Gün geçmiyor ki, televizyonda, gazete satırlarında ve sosyal medyada bir kadın şiddeti haberine veya görüntülerine rastlanmasın… Toplam 81 ülkede yapılan araştırmaları derleyen Dünya Sağlık Örgütü, 15 yaş üstü yaklaşık üç kadından birinin hayatlarının herhangi bir döneminde eş ya da erkek arkadaşlarından fiziksel ya da cinsel şiddete uğradığı sonucuna ulaştı. Pek çok araştırma evlilik ya da romantik ilişkilerinde duygusal şiddete uğrayan kadınların oranının yüzde 80 civarında olduğunu gösterirken, yaklaşık her 10 kadından birinin tanımadıkları erkeğin cinsel saldırısına uğradığını ortaya koyuyor. Özetle; kadına şiddet en yaygın görülen insan hakları ihlallerinden biri.

Önce şiddet; sonra cinayet!
Kadın ölümleri açısından tablo daha çok içler acısı… Dünya üzerinde öldürülen her on kadından dördü eşleri ya da erkek arkadaşları tarafından öldürülmüşken, bu oran erkeklerde onda birden daha az.

Kadınlar şiddetle hem baba evinde hem de romantik ilişkilerinde karşılaşabilir. Evlerinde şiddet gören kadınlar uzun yıllar boyunca defalarca şiddete maruz kalır. 2017 yılında Türkiye’de kadın konukevlerine sığınmış 220 kadınla yapılan araştırmada kadınların 10 yılı aşkın süre eşlerinden ya da ailelerinden defalarca, ortalama 21 kez fiziksel, cinsel ve psikolojik şiddet olayına maruz kaldıklarını ortaya koyuyor. Genellikle psikolojik başlıyor, zamanla fiziksel ve cinsel şiddet olayları ile devam ediyor. Bu sürecin sonunda kimi kadınlar için iş cinayete kadar varıyor. Eşi ya da erkek arkadaşı tarafından öldürülme noktasına gelen kadın, ilişkilerinin erken dönemlerinde ilk olarak kıskançlık, özgürlüğün kısıtlanması, giyimine karışılma, mahrum edilme, alay, küçümsenme, hakaret gibi psikolojik şiddet stresörlerine maruz kalır. Buradan psikolojik şiddet fiziksel ilerler en sonunda da cinayetle sonuçlanır.

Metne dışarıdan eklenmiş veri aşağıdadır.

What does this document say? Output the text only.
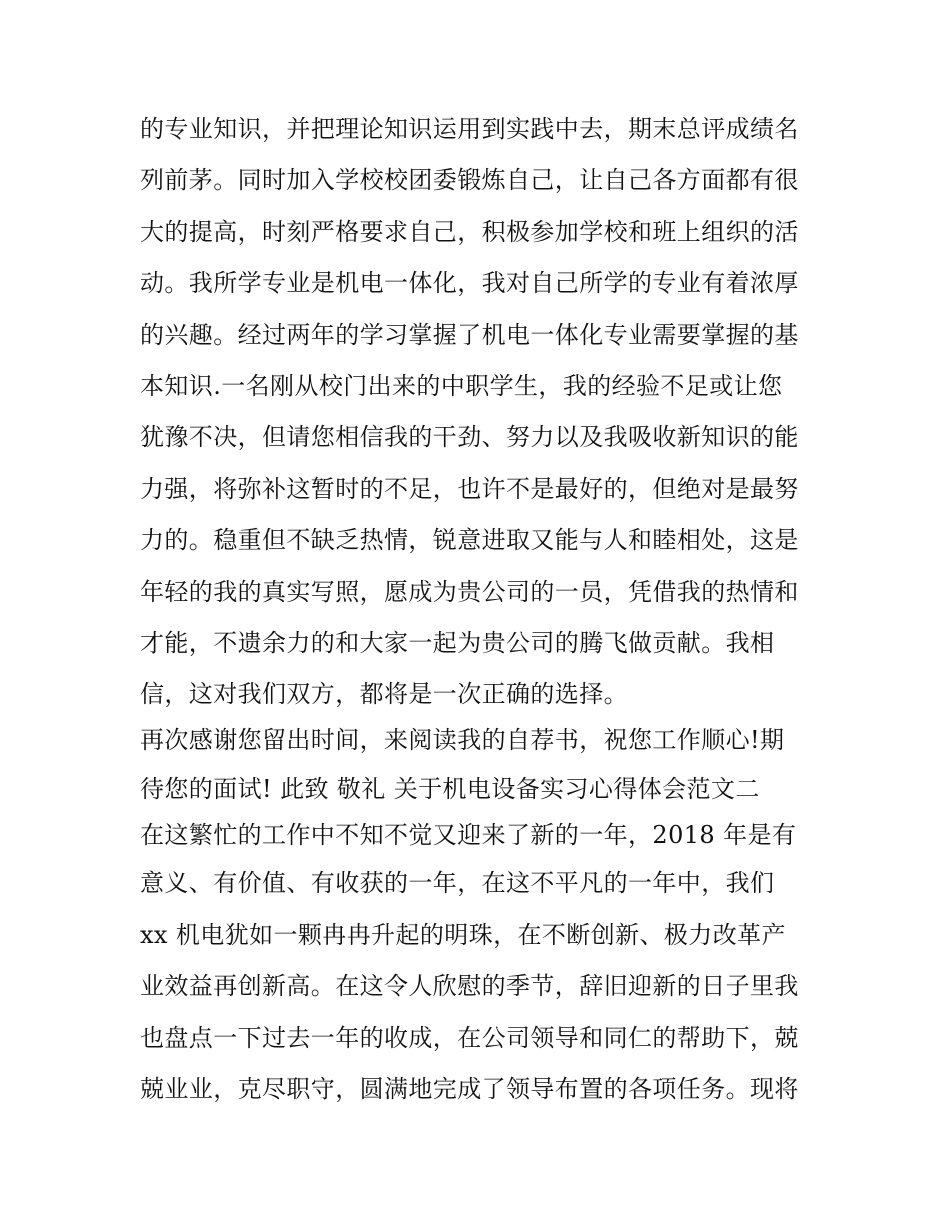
的专业知识，并把理论知识运用到实践中去，期末总评成绩名
列前茅。同时加入学校校团委锻炼自己，让自己各方面都有很
大的提高，时刻严格要求自己，积极参加学校和班上组织的活
动。我所学专业是机电一体化，我对自己所学的专业有着浓厚
的兴趣。经过两年的学习掌握了机电一体化专业需要掌握的基
本知识.一名刚从校门出来的中职学生，我的经验不足或让您
犹豫不决，但请您相信我的干劲、努力以及我吸收新知识的能
力强，将弥补这暂时的不足，也许不是最好的，但绝对是最努
力的。稳重但不缺乏热情，锐意进取又能与人和睦相处，这是
年轻的我的真实写照，愿成为贵公司的一员，凭借我的热情和
才能，不遗余力的和大家一起为贵公司的腾飞做贡献。我相
信，这对我们双方，都将是一次正确的选择。
再次感谢您留出时间，来阅读我的自荐书，祝您工作顺心!期
待您的面试! 此致 敬礼 关于机电设备实习心得体会范文二
在这繁忙的工作中不知不觉又迎来了新的一年，2018 年是有
意义、有价值、有收获的一年，在这不平凡的一年中，我们
xx 机电犹如一颗冉冉升起的明珠，在不断创新、极力改革产
业效益再创新高。在这令人欣慰的季节，辞旧迎新的日子里我
也盘点一下过去一年的收成，在公司领导和同仁的帮助下，兢
兢业业，克尽职守，圆满地完成了领导布置的各项任务。现将
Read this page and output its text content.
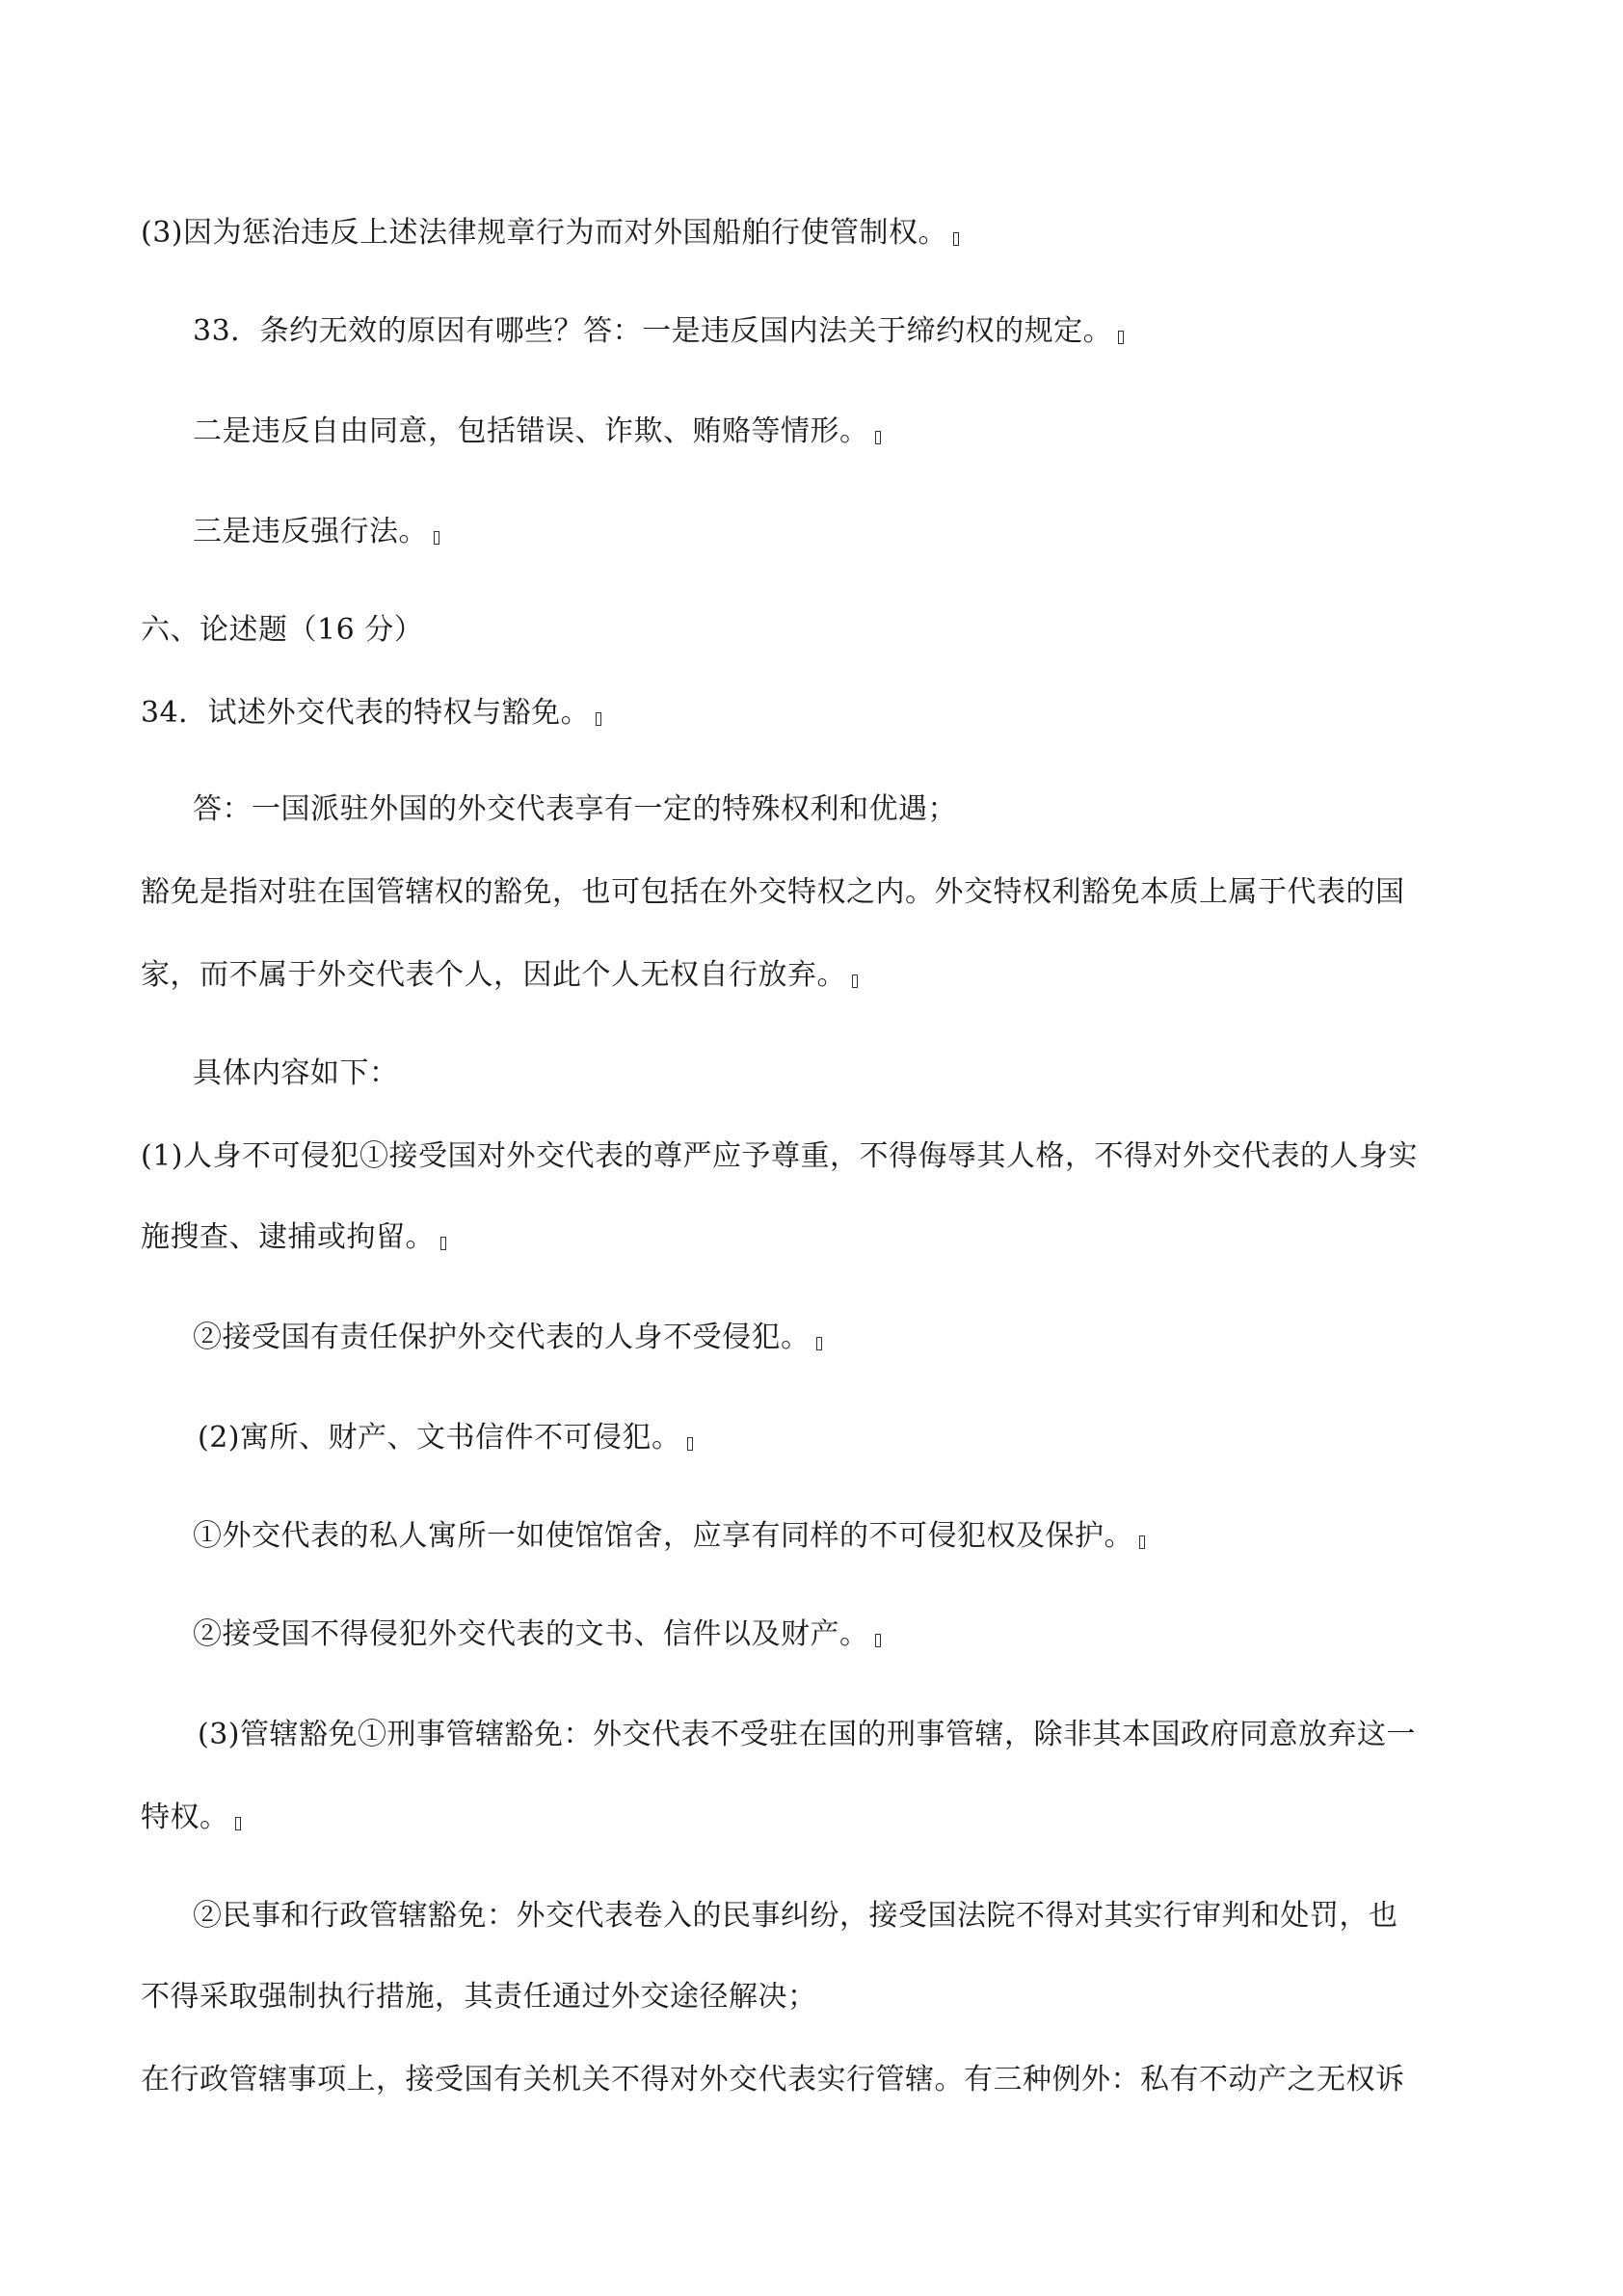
(3)因为惩治违反上述法律规章行为而对外国船舶行使管制权。
33．条约无效的原因有哪些？答：一是违反国内法关于缔约权的规定。
二是违反自由同意，包括错误、诈欺、贿赂等情形。
三是违反强行法。
六、论述题（16 分）
34．试述外交代表的特权与豁免。
答：一国派驻外国的外交代表享有一定的特殊权利和优遇；
豁免是指对驻在国管辖权的豁免，也可包括在外交特权之内。外交特权利豁免本质上属于代表的国
家，而不属于外交代表个人，因此个人无权自行放弃。
具体内容如下：
(1)人身不可侵犯①接受国对外交代表的尊严应予尊重，不得侮辱其人格，不得对外交代表的人身实
施搜查、逮捕或拘留。
②接受国有责任保护外交代表的人身不受侵犯。
(2)寓所、财产、文书信件不可侵犯。
①外交代表的私人寓所一如使馆馆舍，应享有同样的不可侵犯权及保护。
②接受国不得侵犯外交代表的文书、信件以及财产。
(3)管辖豁免①刑事管辖豁免：外交代表不受驻在国的刑事管辖，除非其本国政府同意放弃这一
特权。
②民事和行政管辖豁免：外交代表卷入的民事纠纷，接受国法院不得对其实行审判和处罚，也
不得采取强制执行措施，其责任通过外交途径解决；
在行政管辖事项上，接受国有关机关不得对外交代表实行管辖。有三种例外：私有不动产之无权诉
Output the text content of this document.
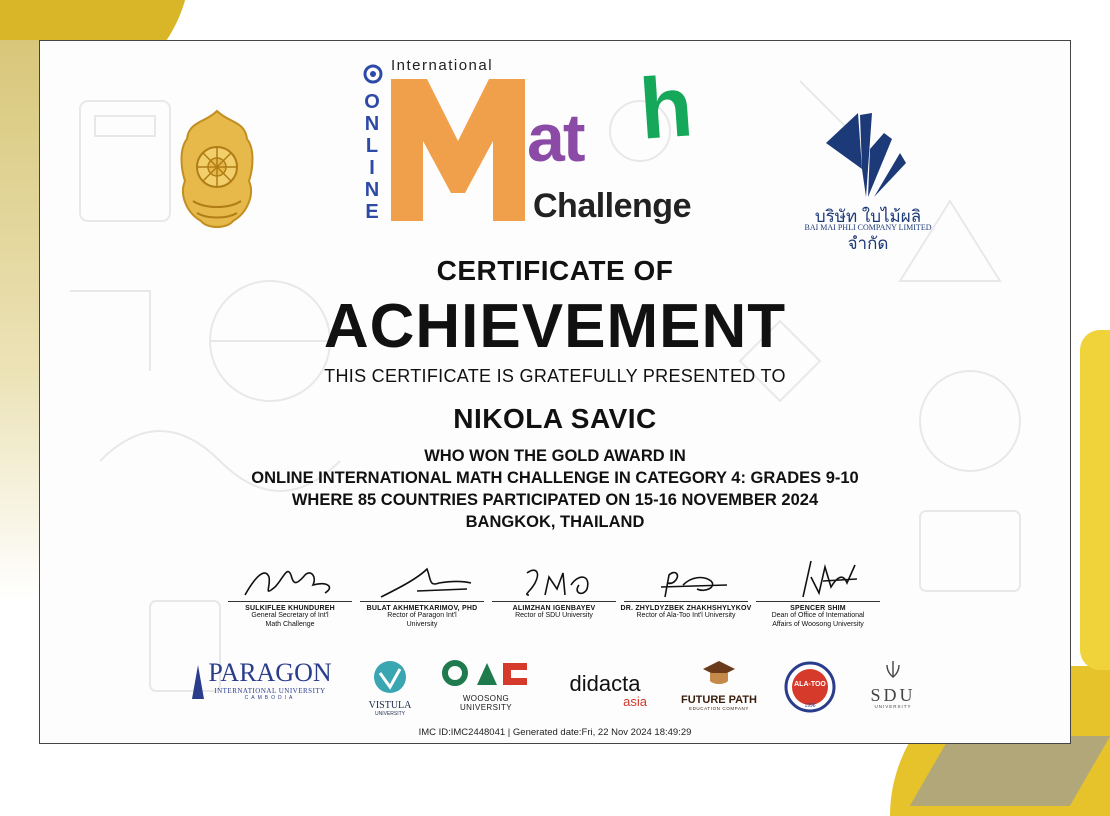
International
O
N
L
I
N
E
at h
Challenge	บริษัท ใบไม้ผลิ จำกัด
BAI MAI PHLI COMPANY LIMITED
CERTIFICATE OF
ACHIEVEMENT
THIS CERTIFICATE IS GRATEFULLY PRESENTED TO
NIKOLA SAVIC
WHO WON THE GOLD AWARD IN
ONLINE INTERNATIONAL MATH CHALLENGE IN CATEGORY 4: GRADES 9-10
WHERE 85 COUNTRIES PARTICIPATED ON 15-16 NOVEMBER 2024
BANGKOK, THAILAND
SULKIFLEE KHUNDUREH
General Secretary of Int'l
Math Challenge
BULAT AKHMETKARIMOV, PHD
Rector of Paragon Int'l
University
ALIMZHAN IGENBAYEV
Rector of SDU University
DR. ZHYLDYZBEK ZHAKHSHYLYKOV
Rector of Ala-Too Int'l University
SPENCER SHIM
Dean of Office of International
Affairs of Woosong University
PARAGON
INTERNATIONAL UNIVERSITY
CAMBODIA
VISTULA
UNIVERSITY
WOOSONG UNIVERSITY
didacta
asia	FUTURE PATH
EDUCATION COMPANY
ALA-TOO
1996
SDU
UNIVERSITY
IMC ID:IMC2448041 | Generated date:Fri, 22 Nov 2024 18:49:29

Çocuklara doğru örnek olmak gerekiyor
Peki kadına şiddet nasıl önlenebilir? Öncelikle uzun soluklu çalışmalar gerekir. Çalışmaların temeli toplumsal cinsiyet eşitliğini sağlamaya yönelik politikalar geliştirmeye, şiddetin cezasız kalmaması için hukuki düzenlemelerin yapılmasına dayanıyor. Değişim çocuğun doğduğu, büyüdüğü evde başlamalıdır. Ebeveynler çocuklarına eşitlik konusunda en önemli rol modellerdir. Çocuk, tutum, davranışlarını ilk olarak ebeveynlerini gözlemleyerek oluşturur. Evde eşitlik olması, eşitlik dili konuşulması, eşitlik söylem-tutumunun pekiştirilmesi, şiddetin kategorik olarak kınanması çocuğun sosyal-psikolojik gelişimi sırasında en önemli öğrenimi olacaktır. Okul çağına gelen çocuklar düzenli olarak eşitlik-şiddet konusunda ders, seminerler aracılığıyla eğitilmelidir.

Toplumsal cinsiyet rolleri çocuklukta öğreniliyor
Kadına şiddet olgusunu anlayabilmek için önce toplumsal cinsiyet rolleri kavramını irdelemek gerekir. Çocuk dünyaya geldiği andan itibaren kendisine atfedilen cinsiyet rollerini içselleştirmesini sağlayan kalıp yargılara dayalı mesajlara maruz kalır. Kız çocuğuna pembe kıyafetler giydirmek, odasını çiçekli-böcekli-kalpli duvar kağıtlarla kaplamak, eline bebek-mutfak malzemesi gibi oyuncaklar vermek, pamuk prenses, külkedisi gibi masallar okumak; kadın cinsiyetiyle ilgili toplumsal beklentileri aşılayan çok önemli davranış öğreti ve modellemeleridir. Erkek çocuğuna mavi kıyafetler giydirmek, odasının duvarlarını roketli-uçaklı-yarış arabalı kağıtla kaplamak, eline silah, araba, tank gibi oyuncaklar vermek, onu süper kahraman hikayeleri ile beslemek, ona ‘erkek adam…’ nitelemesi ile başlayan uyarılar yapmak, erkek cinsiyet rollerine bağlı beklentileri benimsemesi ile sonuçlanır.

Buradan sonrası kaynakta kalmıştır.